In the Spotlight: Observing the CBD Global Framework for Biodiversity Being Agreed Upon

In 2022 a new global framework for biodiversity was agreed upon at COP15 in Montreal after four years of negotiations, concluding four state targets and twenty-three action targets to be met by 2030. In addition, decisions on indicators on implementation and financial plans were included. The new Global Biodiversity Framework is seen as an important step towards addressing the nature crisis, not least the ambitious goal to restore, protect and conserve 30 percent of land and 30 percent of the water globally by 2030, and may have important implications also for policy processes at EU level and in Sweden. 

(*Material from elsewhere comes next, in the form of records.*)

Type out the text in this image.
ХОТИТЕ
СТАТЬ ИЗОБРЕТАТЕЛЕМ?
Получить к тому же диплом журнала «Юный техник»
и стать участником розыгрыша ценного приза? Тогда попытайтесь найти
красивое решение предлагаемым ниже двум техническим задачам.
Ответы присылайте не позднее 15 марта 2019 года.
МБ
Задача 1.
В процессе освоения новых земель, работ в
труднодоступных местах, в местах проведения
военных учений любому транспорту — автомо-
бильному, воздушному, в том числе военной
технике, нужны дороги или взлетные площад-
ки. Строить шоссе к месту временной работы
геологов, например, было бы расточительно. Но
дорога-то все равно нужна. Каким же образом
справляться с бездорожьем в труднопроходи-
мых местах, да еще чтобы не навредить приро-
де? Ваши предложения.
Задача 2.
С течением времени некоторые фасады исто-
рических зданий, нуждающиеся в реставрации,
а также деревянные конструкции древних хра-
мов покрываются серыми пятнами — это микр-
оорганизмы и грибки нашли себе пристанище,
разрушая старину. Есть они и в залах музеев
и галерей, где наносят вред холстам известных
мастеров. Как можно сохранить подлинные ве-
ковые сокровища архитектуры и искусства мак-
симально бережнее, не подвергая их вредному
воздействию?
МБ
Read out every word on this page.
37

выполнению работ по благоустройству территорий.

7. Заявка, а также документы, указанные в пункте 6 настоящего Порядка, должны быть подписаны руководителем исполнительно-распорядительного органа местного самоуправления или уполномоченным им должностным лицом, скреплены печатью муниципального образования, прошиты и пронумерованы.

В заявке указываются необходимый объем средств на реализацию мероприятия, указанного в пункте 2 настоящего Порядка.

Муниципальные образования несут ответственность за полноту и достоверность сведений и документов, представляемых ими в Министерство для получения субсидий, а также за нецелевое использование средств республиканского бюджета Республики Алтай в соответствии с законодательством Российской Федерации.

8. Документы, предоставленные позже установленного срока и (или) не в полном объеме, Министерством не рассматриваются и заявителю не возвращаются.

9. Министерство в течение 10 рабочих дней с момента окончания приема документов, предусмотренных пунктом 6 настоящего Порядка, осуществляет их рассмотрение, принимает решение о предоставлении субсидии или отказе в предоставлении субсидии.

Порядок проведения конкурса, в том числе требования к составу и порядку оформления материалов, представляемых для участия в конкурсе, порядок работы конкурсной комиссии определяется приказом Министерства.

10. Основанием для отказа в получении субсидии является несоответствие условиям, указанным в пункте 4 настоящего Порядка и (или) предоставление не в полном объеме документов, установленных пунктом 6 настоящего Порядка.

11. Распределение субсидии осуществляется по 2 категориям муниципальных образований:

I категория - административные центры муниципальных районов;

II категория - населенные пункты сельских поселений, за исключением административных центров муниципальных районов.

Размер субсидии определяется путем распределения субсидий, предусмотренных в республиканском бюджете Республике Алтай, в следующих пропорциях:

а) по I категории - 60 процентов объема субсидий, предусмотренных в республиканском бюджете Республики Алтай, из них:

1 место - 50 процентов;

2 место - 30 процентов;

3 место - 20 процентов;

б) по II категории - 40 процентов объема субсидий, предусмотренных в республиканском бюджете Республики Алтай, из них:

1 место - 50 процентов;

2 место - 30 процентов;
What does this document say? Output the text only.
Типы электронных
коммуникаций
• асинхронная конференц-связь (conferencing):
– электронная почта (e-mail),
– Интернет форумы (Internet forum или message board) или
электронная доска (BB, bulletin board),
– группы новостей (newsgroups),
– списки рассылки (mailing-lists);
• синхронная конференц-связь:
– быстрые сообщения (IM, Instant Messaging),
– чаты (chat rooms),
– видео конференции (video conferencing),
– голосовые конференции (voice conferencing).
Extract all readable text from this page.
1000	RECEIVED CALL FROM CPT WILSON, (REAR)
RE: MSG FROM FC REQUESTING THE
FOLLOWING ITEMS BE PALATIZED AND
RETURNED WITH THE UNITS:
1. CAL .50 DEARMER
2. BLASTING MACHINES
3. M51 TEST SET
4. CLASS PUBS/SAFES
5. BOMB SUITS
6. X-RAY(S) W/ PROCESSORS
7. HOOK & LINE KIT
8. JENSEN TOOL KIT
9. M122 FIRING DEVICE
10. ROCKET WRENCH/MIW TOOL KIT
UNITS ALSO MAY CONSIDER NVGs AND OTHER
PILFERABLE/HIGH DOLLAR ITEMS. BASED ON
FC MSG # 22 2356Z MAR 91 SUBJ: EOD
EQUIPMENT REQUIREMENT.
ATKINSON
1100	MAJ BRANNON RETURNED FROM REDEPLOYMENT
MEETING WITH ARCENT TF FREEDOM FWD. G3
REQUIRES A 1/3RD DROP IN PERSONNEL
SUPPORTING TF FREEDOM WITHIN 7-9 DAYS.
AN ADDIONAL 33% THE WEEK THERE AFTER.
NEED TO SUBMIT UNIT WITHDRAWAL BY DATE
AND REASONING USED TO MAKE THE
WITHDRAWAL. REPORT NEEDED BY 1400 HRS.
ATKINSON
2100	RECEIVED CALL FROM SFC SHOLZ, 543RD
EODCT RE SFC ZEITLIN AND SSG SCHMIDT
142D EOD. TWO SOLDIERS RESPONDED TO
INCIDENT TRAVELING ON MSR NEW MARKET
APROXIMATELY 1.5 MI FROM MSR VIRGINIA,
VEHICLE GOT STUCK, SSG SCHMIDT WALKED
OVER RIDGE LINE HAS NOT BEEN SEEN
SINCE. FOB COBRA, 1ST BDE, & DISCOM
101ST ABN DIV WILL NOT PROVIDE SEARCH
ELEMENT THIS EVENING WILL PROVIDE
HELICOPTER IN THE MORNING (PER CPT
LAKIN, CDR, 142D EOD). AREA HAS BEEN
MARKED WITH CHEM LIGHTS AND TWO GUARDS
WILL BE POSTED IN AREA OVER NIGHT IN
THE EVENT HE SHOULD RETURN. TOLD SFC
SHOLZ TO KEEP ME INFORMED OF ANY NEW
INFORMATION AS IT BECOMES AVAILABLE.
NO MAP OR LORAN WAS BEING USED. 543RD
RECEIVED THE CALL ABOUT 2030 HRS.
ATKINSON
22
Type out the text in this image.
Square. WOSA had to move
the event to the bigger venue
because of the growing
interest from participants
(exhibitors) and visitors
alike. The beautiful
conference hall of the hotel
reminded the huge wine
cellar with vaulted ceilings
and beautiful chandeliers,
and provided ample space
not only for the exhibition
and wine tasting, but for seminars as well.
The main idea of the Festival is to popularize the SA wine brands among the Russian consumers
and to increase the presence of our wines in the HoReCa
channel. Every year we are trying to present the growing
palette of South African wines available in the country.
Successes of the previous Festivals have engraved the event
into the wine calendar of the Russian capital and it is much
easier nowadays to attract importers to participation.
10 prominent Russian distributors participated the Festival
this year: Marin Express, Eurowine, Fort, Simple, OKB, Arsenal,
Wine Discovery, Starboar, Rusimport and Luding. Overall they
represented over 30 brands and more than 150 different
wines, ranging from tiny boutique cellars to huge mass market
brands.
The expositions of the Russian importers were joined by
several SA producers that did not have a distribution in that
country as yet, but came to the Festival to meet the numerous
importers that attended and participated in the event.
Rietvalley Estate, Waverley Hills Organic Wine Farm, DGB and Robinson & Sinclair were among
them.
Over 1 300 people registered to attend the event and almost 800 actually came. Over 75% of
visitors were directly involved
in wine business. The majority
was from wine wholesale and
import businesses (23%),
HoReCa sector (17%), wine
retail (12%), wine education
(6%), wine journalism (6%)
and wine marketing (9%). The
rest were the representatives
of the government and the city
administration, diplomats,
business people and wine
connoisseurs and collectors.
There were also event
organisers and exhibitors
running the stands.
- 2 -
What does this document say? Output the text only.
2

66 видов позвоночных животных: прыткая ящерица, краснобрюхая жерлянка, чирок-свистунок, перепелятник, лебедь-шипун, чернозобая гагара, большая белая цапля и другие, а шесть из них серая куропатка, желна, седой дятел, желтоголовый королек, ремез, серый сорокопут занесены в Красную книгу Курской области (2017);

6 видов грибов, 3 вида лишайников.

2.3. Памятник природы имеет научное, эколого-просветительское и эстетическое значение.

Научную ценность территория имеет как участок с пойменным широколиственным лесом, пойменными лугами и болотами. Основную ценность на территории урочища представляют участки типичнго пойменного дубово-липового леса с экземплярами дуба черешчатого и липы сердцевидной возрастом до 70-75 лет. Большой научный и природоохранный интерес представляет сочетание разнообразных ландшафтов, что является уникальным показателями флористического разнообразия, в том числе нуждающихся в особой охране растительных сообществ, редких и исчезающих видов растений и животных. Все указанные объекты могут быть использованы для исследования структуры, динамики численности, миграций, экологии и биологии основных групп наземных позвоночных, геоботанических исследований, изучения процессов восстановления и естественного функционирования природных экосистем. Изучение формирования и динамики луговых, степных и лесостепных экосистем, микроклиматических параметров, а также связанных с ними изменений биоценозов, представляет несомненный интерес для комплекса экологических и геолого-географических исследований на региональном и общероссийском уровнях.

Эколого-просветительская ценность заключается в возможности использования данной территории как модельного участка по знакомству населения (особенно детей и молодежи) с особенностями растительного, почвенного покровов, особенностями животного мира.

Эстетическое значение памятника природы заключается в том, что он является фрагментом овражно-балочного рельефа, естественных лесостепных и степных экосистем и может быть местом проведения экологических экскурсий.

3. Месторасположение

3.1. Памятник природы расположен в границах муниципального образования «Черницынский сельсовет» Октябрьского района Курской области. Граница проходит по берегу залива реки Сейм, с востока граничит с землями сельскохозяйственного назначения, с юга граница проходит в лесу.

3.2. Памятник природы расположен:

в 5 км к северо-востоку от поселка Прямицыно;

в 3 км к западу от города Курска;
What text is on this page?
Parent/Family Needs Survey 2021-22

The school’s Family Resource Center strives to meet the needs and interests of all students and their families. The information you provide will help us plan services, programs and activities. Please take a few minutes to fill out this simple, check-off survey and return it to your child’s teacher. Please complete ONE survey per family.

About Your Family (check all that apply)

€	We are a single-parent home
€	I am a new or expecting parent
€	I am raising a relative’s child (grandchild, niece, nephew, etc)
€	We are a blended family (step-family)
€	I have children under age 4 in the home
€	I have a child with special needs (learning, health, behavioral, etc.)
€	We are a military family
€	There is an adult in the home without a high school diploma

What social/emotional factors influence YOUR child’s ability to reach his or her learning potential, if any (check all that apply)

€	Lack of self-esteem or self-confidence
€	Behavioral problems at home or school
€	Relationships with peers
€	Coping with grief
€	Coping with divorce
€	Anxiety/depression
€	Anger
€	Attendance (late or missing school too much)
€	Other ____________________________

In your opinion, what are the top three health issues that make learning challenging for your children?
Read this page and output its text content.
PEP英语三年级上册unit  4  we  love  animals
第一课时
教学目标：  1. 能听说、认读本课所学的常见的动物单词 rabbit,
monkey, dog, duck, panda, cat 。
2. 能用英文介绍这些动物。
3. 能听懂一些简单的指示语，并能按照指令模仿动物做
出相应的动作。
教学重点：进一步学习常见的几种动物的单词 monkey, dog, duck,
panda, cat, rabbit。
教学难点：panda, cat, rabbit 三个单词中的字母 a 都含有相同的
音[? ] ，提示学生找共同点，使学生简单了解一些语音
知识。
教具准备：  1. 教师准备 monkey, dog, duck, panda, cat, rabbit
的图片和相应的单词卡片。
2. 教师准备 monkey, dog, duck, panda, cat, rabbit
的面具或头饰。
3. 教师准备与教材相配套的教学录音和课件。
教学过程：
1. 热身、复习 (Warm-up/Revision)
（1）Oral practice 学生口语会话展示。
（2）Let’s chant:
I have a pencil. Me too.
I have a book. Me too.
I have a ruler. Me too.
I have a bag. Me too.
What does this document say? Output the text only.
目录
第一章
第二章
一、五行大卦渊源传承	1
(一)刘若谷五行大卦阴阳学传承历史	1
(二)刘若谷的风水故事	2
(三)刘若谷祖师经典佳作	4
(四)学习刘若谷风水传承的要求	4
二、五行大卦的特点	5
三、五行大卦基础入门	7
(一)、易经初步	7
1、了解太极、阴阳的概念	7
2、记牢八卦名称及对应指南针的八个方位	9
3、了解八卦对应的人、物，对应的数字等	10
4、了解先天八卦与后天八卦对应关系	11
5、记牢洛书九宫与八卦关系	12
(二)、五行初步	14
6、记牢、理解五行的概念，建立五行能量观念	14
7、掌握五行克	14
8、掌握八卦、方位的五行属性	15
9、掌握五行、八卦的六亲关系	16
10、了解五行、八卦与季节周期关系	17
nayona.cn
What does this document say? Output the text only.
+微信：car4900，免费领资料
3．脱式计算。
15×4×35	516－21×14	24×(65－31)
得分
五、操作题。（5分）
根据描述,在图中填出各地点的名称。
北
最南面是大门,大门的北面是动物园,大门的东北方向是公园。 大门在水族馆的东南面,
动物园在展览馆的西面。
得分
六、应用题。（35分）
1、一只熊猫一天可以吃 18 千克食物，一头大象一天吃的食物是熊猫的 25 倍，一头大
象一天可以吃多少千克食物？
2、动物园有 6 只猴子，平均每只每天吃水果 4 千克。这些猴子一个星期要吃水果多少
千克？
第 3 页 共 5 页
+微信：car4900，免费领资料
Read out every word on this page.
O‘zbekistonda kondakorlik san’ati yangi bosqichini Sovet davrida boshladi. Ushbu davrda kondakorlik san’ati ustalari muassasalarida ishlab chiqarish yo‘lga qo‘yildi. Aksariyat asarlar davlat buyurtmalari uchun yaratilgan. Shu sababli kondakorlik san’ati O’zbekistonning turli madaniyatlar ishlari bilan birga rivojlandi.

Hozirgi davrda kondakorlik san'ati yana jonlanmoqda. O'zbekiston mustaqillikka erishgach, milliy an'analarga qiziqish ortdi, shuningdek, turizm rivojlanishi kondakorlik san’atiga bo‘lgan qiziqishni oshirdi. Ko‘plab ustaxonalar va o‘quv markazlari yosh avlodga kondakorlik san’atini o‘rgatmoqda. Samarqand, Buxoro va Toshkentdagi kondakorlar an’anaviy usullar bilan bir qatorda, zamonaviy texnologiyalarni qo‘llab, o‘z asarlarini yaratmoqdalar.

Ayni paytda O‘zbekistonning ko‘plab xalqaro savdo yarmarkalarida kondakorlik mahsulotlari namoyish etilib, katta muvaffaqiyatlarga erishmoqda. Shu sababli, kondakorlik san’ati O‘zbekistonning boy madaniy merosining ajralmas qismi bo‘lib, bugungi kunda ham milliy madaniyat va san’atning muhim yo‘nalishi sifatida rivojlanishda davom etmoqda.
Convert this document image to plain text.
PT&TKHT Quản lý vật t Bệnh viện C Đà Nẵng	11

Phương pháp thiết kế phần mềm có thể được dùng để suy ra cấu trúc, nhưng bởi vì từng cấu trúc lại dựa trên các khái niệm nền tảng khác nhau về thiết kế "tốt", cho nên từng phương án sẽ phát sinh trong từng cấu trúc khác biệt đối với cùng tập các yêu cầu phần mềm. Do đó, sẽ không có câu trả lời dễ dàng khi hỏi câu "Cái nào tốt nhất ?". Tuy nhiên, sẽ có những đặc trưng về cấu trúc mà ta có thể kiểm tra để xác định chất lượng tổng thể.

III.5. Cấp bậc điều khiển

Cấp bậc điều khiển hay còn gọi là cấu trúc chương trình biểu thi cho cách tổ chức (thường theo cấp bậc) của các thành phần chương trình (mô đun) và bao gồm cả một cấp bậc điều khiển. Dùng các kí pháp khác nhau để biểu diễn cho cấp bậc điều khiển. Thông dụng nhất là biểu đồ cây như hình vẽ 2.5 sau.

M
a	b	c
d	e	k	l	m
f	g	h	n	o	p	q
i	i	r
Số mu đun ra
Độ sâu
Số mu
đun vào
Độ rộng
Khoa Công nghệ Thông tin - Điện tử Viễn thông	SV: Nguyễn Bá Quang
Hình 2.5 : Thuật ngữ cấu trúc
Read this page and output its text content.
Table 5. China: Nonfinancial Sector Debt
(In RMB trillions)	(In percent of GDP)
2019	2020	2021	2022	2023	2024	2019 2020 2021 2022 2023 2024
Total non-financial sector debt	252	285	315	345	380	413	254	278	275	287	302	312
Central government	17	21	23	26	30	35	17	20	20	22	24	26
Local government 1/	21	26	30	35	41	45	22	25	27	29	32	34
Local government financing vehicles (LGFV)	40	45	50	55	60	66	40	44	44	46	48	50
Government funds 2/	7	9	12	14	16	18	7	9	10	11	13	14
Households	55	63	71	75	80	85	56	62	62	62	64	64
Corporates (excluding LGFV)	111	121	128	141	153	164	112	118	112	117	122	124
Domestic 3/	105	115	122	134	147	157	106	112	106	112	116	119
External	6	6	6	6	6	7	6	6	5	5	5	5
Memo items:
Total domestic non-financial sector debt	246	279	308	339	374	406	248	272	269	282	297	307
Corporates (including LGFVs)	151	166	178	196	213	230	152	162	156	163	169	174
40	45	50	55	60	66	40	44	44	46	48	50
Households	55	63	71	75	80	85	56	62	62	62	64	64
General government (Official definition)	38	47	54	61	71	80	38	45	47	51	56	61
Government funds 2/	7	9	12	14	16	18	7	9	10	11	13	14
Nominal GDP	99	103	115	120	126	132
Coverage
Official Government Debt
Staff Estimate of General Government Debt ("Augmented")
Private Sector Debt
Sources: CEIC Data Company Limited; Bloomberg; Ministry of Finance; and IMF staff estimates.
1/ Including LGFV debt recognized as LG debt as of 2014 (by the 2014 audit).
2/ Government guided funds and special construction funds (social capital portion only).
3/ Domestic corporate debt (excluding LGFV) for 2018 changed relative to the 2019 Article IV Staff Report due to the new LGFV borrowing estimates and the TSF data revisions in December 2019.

BECC researcher Dr Maria Blasí Romero at CEC, LU, joined the meeting as an observer representing BECC. Her take home messages were, apart from the urgency of finding solutions for implementation of targets to reach the goals, that it is crucial to work on the driving forces behind biodiversity loss such as loss of habitat, land-use change and climate change, but also on technology, economics, and governance, and that there is need of more data to support decisions. Moreover, she pinpointed the need for better incentives/reward systems for researchers to get involved in the important science-policy interface, and for more robust media coverage of biodiversity. Coincidentally, BECC has since 2022 a communications officer displaying BECC research to society.